Taylor Swift recently caused the fury of her fans by encouraging them to spend extra money on all kinds of things to get concert tickets. Fans of the Foo Fighters, in turn, forgot to bring their passports to a concert, preventing them from entering. Concert ticket controversies are increasingly hitting the media, and often the trouble begins with performers trying to prevent their tickets from being bought up en masse and resold at extortionate prices.
The market for resale of concert tickets, secondary ticketing, has led to a large number of companies and sites that cleverly respond to supply and demand and thus earn big money off the backs of concertgoers, artists and songwriters. These are considerable amounts: according to figures from Live Nation, Ticketmaster – the largest ticket sales site – raised more than 1 billion dollars worldwide in 2016 with secondary ticketing. The exorbitant resale prices are no fun for anyone except the traders. Music lovers are the victims because they pay way too much, artists and songwriters want fans to come to their concerts and want to be able to decide for themselves what they ask for their tickets. For example, the price may have been deliberately kept low by the artist so that people with less money can also visit the concert.
In 2010, a bill was passed in the House of Representatives that regulates that tickets may not be resold at more than 110 percent of the original price. On 10 October this year, seven years after the first proposal, the proposal will be discussed in the Senate. Please note: the resale of tickets is not prohibited, only the resale at exorbitant prices. So if you get sick on the day you were going to go to a concert, you can still sell your ticket to someone else.

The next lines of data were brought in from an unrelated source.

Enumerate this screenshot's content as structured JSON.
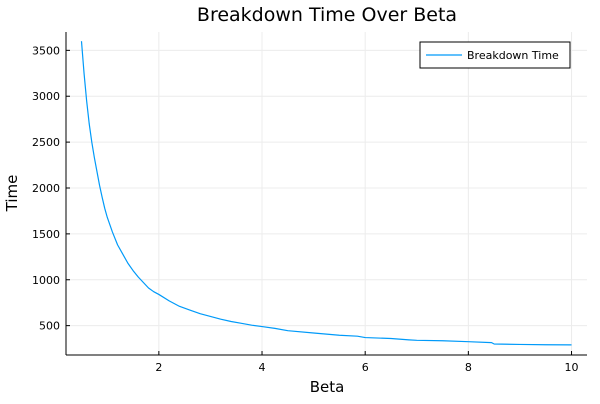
{
  "chart_data": {
    "type": "line",
    "title": "Breakdown Time Over Beta",
    "xlabel": "Beta",
    "ylabel": "Time",
    "xlim": [
      0.2,
      10.3
    ],
    "ylim": [
      180,
      3700
    ],
    "xticks": [
      2,
      4,
      6,
      8,
      10
    ],
    "xtick_labels": [
      "2",
      "4",
      "6",
      "8",
      "10"
    ],
    "yticks": [
      500,
      1000,
      1500,
      2000,
      2500,
      3000,
      3500
    ],
    "ytick_labels": [
      "500",
      "1000",
      "1500",
      "2000",
      "2500",
      "3000",
      "3500"
    ],
    "grid": true,
    "legend_position": "top-right",
    "series": [
      {
        "name": "Breakdown Time",
        "color": "#009af9",
        "x": [
          0.5,
          0.55,
          0.6,
          0.65,
          0.7,
          0.75,
          0.8,
          0.85,
          0.9,
          0.95,
          1.0,
          1.1,
          1.2,
          1.3,
          1.4,
          1.5,
          1.6,
          1.7,
          1.8,
          1.9,
          2.0,
          2.2,
          2.4,
          2.6,
          2.8,
          3.0,
          3.2,
          3.4,
          3.6,
          3.8,
          4.0,
          4.25,
          4.5,
          5.0,
          5.5,
          5.85,
          6.0,
          6.5,
          6.85,
          7.0,
          7.5,
          8.0,
          8.45,
          8.5,
          9.0,
          9.5,
          10.0
        ],
        "values": [
          3600,
          3250,
          2950,
          2700,
          2500,
          2330,
          2180,
          2030,
          1900,
          1780,
          1680,
          1520,
          1380,
          1280,
          1180,
          1100,
          1030,
          970,
          910,
          870,
          840,
          770,
          710,
          670,
          630,
          600,
          570,
          545,
          525,
          505,
          490,
          470,
          445,
          420,
          395,
          385,
          370,
          360,
          345,
          340,
          335,
          325,
          315,
          300,
          295,
          292,
          290
        ]
      }
    ]
  }
}
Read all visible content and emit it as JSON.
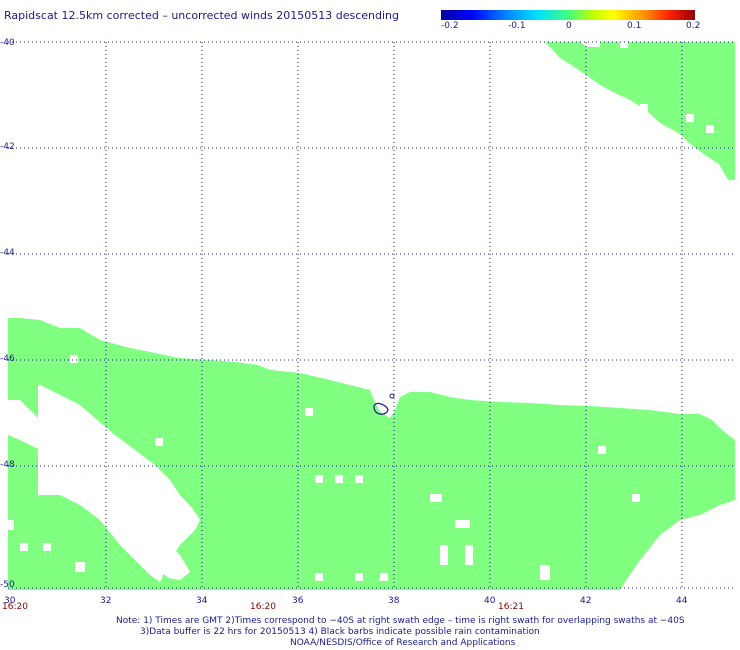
{
  "title": "Rapidscat 12.5km corrected – uncorrected winds 20150513 descending",
  "colorbar": {
    "labels": [
      "-0.2",
      "-0.1",
      "0",
      "0.1",
      "0.2"
    ],
    "label_values": [
      -0.2,
      -0.1,
      0,
      0.1,
      0.2
    ]
  },
  "lat_labels": [
    "-40",
    "-42",
    "-44",
    "-46",
    "-48",
    "-50"
  ],
  "lon_labels": [
    "30",
    "32",
    "34",
    "36",
    "38",
    "40",
    "42",
    "44"
  ],
  "time_labels": [
    "16:20",
    "16:20",
    "16:21"
  ],
  "notes": {
    "line1": "Note: 1) Times are GMT 2)Times correspond to −40S at right swath edge – time is right swath for overlapping swaths at −40S",
    "line2": "3)Data buffer is 22 hrs for 20150513 4) Black barbs indicate possible rain contamination",
    "line3": "NOAA/NESDIS/Office of Research and Applications"
  },
  "colors": {
    "swath": "#80ff80",
    "grid": "#1a1a8c",
    "text": "#1a1a8c",
    "time": "#8b0000"
  },
  "chart_data": {
    "type": "map",
    "x_range_lon": [
      30,
      45
    ],
    "y_range_lat": [
      -50,
      -40
    ],
    "grid": true,
    "swath_value": 0
  }
}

This bill does ensure that it is no longer lucrative for brokers to buy and resell tickets. That would be beneficial for artists and songwriters (not always one and the same person). The bill actually benefits everyone except those who profit from the trade. Recent research (‘Pop, what’s in it?’) shows that the income position of musicians and artists in the Netherlands is fragile. If a ticket is resold at an extortionate price, not a cent extra goes to the artist and songwriter.
Ask for a refund
A frequently heard objection to the bill is that enforcement would be complicated: the consumer must request a refund of the excess paid. That is why concert organizer Mojo argues that it is better to let the market do its job and to accept resale. Reclaiming that money is not that complicated, however: as a consumer you can go to a disputes committee, which is much more accessible than going to court.